All these same problems were brought up with the BART extension.

Funny thing is that VTA has no problem funding that pig that is sucking all the transit dollars from bus, community shuttles, bikeways, Caltrain, and light rail.

For the past 20 years, every non highway project has had to beg for the pennies left after the BART pig has fed at the trough

4 people like this
Posted by Dan Waylonis
a resident of Jackson Park
on Jul 11, 2019 at 7:09 pm

Dan Waylonis is a registered user.

This seems like a non-starter given the recent Grand Jury report that the current VTA management of the existing Light Rail is a disaster: Web Link

2 people like this
Posted by Don Keedick
a resident of Old Mountain View
on Jul 12, 2019 at 7:42 am

Odd, council turns down opportunity to secure more graft from Feds. They must really hate the Orange Man

1 person likes this
Posted by Ken Pyle
a resident of another community
on Jul 12, 2019 at 5:05 pm

The Winchester Neighborhood Action Coalition has been advocating for a regional "freeway within a freeway" network that takes advantage of the huge rights-of-way we already have, such as highway 85. At strategic intersections, "caps" would be added and the land immediately around and over the freeway would be used for mixed-use, relatively dense, mixed-use housing, retail, parks and transportation nodes.

The concept is that people living on those nodes could hop on a frequent, electric bus (public or private) that they are within a 1/4 of a mile. For people who live in the traditional suburbs, there would be low-speed shuttles and personal mobility options, so they could ditch the single passenger car. As mentioned above, bike lanes at the edge of the freeway would be included to provide additional transportation alternatives.

Web Link

1 person likes this
Posted by Resident
a resident of Old Mountain View
on Jul 14, 2019 at 7:13 am

What is up with the double HOV lane at 101 right were it branches off into 85. This thing is such a disaster. I see 3 lanes at a standstill, while the two HOV lanes are flying. A lot of people try to escape the jam by jumping into the fast HOV lane which is super dangerous. This shouldn't have ever happened. Honestly they should get rid of HOV lanes, period. But that would cut into their revenue too much... why else does an HOV violation carry a $500 fine?
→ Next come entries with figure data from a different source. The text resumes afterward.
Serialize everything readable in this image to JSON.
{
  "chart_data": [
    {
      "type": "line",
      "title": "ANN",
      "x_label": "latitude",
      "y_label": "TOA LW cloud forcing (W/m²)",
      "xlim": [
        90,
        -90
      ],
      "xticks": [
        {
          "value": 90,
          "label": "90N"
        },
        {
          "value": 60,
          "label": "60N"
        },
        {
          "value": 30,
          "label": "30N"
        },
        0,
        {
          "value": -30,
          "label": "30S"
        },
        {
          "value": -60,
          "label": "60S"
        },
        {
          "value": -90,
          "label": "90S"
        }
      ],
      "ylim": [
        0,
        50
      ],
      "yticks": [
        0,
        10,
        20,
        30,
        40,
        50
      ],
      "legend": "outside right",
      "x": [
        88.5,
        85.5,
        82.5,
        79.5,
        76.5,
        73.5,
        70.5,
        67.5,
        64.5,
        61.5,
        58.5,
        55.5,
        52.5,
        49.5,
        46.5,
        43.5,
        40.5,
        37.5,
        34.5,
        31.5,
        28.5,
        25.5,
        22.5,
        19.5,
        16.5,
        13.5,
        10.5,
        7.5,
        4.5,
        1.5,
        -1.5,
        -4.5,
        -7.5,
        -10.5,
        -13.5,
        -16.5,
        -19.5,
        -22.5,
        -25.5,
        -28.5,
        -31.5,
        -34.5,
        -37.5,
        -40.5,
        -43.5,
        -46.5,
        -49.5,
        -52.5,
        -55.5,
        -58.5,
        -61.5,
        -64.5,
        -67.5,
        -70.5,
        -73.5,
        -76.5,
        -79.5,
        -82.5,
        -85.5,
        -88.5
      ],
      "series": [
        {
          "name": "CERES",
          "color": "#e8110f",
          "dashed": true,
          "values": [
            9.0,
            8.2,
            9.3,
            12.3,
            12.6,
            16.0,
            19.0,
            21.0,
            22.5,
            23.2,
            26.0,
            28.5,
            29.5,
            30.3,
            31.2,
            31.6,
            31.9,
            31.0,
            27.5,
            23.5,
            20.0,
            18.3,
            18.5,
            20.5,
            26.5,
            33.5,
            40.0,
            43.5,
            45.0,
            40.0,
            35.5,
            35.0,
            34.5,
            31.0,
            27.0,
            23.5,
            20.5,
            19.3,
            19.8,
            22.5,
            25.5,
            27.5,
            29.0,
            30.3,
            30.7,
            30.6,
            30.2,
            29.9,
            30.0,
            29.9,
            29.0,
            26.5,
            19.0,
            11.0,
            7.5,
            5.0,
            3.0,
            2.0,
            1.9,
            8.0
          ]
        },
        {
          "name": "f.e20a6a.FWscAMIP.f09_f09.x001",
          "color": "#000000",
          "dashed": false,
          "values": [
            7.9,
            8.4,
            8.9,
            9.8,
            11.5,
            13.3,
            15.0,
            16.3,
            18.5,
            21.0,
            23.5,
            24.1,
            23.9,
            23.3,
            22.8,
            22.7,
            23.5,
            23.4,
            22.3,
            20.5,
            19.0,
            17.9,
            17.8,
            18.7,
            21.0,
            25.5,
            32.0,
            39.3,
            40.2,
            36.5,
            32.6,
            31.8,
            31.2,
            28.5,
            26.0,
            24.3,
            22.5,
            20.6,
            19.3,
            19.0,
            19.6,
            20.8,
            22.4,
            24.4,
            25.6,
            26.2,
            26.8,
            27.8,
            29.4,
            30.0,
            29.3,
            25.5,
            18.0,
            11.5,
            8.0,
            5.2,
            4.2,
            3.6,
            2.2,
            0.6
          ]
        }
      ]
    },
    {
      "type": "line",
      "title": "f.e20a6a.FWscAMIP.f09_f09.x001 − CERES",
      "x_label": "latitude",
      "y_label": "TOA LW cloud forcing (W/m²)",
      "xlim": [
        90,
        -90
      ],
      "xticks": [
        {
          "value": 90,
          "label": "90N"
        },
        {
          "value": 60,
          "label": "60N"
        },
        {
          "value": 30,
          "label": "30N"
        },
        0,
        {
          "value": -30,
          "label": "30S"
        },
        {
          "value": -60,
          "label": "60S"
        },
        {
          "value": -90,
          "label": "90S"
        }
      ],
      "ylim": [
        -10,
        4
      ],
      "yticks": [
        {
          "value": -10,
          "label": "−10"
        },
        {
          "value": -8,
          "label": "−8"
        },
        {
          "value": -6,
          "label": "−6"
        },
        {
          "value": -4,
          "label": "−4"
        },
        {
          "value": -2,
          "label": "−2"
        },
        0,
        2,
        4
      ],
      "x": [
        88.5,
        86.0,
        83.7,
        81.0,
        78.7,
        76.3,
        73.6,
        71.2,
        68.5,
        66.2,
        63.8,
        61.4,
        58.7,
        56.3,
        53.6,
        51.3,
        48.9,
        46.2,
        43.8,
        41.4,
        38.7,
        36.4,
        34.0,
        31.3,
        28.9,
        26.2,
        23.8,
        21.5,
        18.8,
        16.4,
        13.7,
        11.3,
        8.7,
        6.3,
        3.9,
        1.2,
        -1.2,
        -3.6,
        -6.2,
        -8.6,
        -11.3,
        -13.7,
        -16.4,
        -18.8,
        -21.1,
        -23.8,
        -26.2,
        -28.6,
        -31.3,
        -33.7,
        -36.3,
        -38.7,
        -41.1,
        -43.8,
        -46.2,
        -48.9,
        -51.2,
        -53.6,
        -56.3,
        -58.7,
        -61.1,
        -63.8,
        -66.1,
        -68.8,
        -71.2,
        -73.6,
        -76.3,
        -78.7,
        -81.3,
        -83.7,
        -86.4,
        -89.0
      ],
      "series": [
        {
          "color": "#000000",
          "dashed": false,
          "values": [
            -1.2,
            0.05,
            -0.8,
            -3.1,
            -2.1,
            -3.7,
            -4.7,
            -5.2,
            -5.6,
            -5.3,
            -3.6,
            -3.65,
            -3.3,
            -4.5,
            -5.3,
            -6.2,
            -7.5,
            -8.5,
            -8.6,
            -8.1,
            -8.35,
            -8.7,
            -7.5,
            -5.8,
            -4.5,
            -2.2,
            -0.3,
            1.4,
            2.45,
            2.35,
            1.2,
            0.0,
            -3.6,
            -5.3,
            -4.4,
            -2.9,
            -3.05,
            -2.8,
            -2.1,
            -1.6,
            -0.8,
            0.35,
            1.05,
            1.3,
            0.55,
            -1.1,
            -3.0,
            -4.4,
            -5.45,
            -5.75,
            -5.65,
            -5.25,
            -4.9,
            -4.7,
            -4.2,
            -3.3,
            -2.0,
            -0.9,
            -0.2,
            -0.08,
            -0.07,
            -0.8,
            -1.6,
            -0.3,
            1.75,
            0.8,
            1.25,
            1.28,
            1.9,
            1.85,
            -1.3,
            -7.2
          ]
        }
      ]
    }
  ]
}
The myth that the "single-occupant vehicle" is something bad that can be fixed if we make enough hov/light rail/bicycle lanes is officially over.

3 people like this
Posted by Joe
a resident of Blossom Valley
on Jul 14, 2019 at 1:15 pm

What S Clara county needs is a train along the highway but without smog inhaling stations on the highway (and no need to eminent domain the houses), an express light rail without highway stops, and i stress, very high density housing like SF downtown, at both ends, in very limited locations. That high density housing cannot be everywhere because well, some people dont want to "ruin" their suburbia. This satisfies both YIMBYs and NIMBYs. In other words, if people in their cars see the train zipping along a corridor, without idling here and there, they might think, hmm, this actually makes sense. Let's focus on high density point A to high density B, not low denisty everywhere to low density everywhere.

2 people like this
Posted by Kevin
a resident of another community
on Aug 28, 2019 at 12:44 am

I commuted from 2005 to 2018 between Almaden and north of bayshore. At this point the problem of traffic on 85 is probably best solved by improving the distribution of jobs around the south bay, and reducing the need to bring everyone into one place in MV. Google is an internet company, and most internal meetings at Google now take place over videoconference anyway. I think that building high density near the light rail might salvage the thing, but putting it down the middle of 85 is going to kill that possibility. The light rail was terribly planned from the beginning, as evidenced by the fact that there is a lot of employment north of downtown san jose, and a lot of housing south of downtown san jose. Taking light rail between the two unfortunately requires going through downtown at a snail's pace in order to satisfy the political goal of propping up downtown. If the downtown part had been planned as a spur from a faster elevated line that paralleled 87, then it might have gained a lot more ridership.

Sorry, but further commenting on this topic has been closed.